He and his wife were discouraged and wished buying a car was a bit easier. This man lives in a small town and there is only one car lot where he lives. The owner is someone he knows and has had opportunity to have several conversations with him prior to the desire to purchase a newer car for his family.

My friend was surprised when the owner of the car lot tossed him some keys to a car he was interested in and said, "Keep it for the weekend. Go everywhere you normally would and if you don't like it, just park it, toss the keys under the seat and lock it. No questions asked."

Within 24 hours this family knew they wanted the car. They loved the car and they liked the price, but there was one more element that made this decision easier. Trust.

This family knew the dealer. They had observed his reputation and business practices and he acknowledged their trust by extending trust of his own.

Today this family will say this instance is the best car buying experience they have ever had. Why? Trust marketing.

So what is the application for online businesses?

Do you trust your potential customers enough to give them a test drive? By that I mean have you created a site that provides enough information and free demonstrations that your potential customers can really get a feel for the products or services you sell?

Do you honestly believe your customer can make an informed decision? If you don't believe this then every bit of your online site is designed to lead them to a decision they may not want to make. This is not to say that I think a call to action is wrong. I do, in fact, believe that a call to action is essential to every online business. However, it is easy to focus your approach on high-pressure tactics. This approach rarely leaves the customer with the feeling that you trust their judgment.

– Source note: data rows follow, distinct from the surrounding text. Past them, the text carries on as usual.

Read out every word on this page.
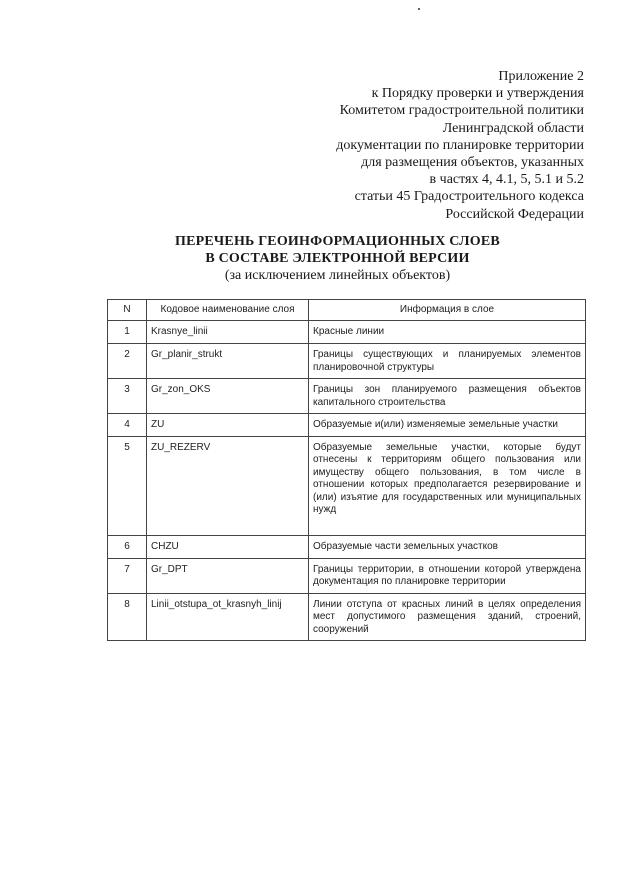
Приложение 2
к Порядку проверки и утверждения
Комитетом градостроительной политики
Ленинградской области
документации по планировке территории
для размещения объектов, указанных
в частях 4, 4.1, 5, 5.1 и 5.2
статьи 45 Градостроительного кодекса
Российской Федерации
ПЕРЕЧЕНЬ ГЕОИНФОРМАЦИОННЫХ СЛОЕВ
В СОСТАВЕ ЭЛЕКТРОННОЙ ВЕРСИИ
(за исключением линейных объектов)
N	Кодовое наименование слоя	Информация в слое
1	Krasnye_linii	Красные линии
2	Gr_planir_strukt	Границы существующих и планируемых элементов планировочной структуры
3	Gr_zon_OKS	Границы зон планируемого размещения объектов капитального строительства
4	ZU	Образуемые и(или) изменяемые земельные участки
5	ZU_REZERV	Образуемые земельные участки, которые будут отнесены к территориям общего пользования или имуществу общего пользования, в том числе в отношении которых предполагается резервирование и (или) изъятие для государственных или муниципальных нужд
6	CHZU	Образуемые части земельных участков
7	Gr_DPT	Границы территории, в отношении которой утверждена документация по планировке территории
8	Linii_otstupa_ot_krasnyh_linij	Линии отступа от красных линий в целях определения мест допустимого размещения зданий, строений, сооружений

Do you really believe in the value of the product you sell? If you do then it should be easy to allow that product's reputation and value speak for itself. That doesn't mean you don't market the product, but you don't need to use tactics that might infer benefits that do not exist simply to attempt to retain interest on the part of your customer. When you believe in the product you sell there will be a natural passion that will translate into every content piece you write and every marketing skill you utilize.

I understand why most car lots can't simply toss keys to customers and tell them to keep the car for the weekend. There are a lot of people with bad intentions that would make that practice unworkable in many instances. However, the lessons of this individual car buying experience can benefit all online AND brick and mortar businesses.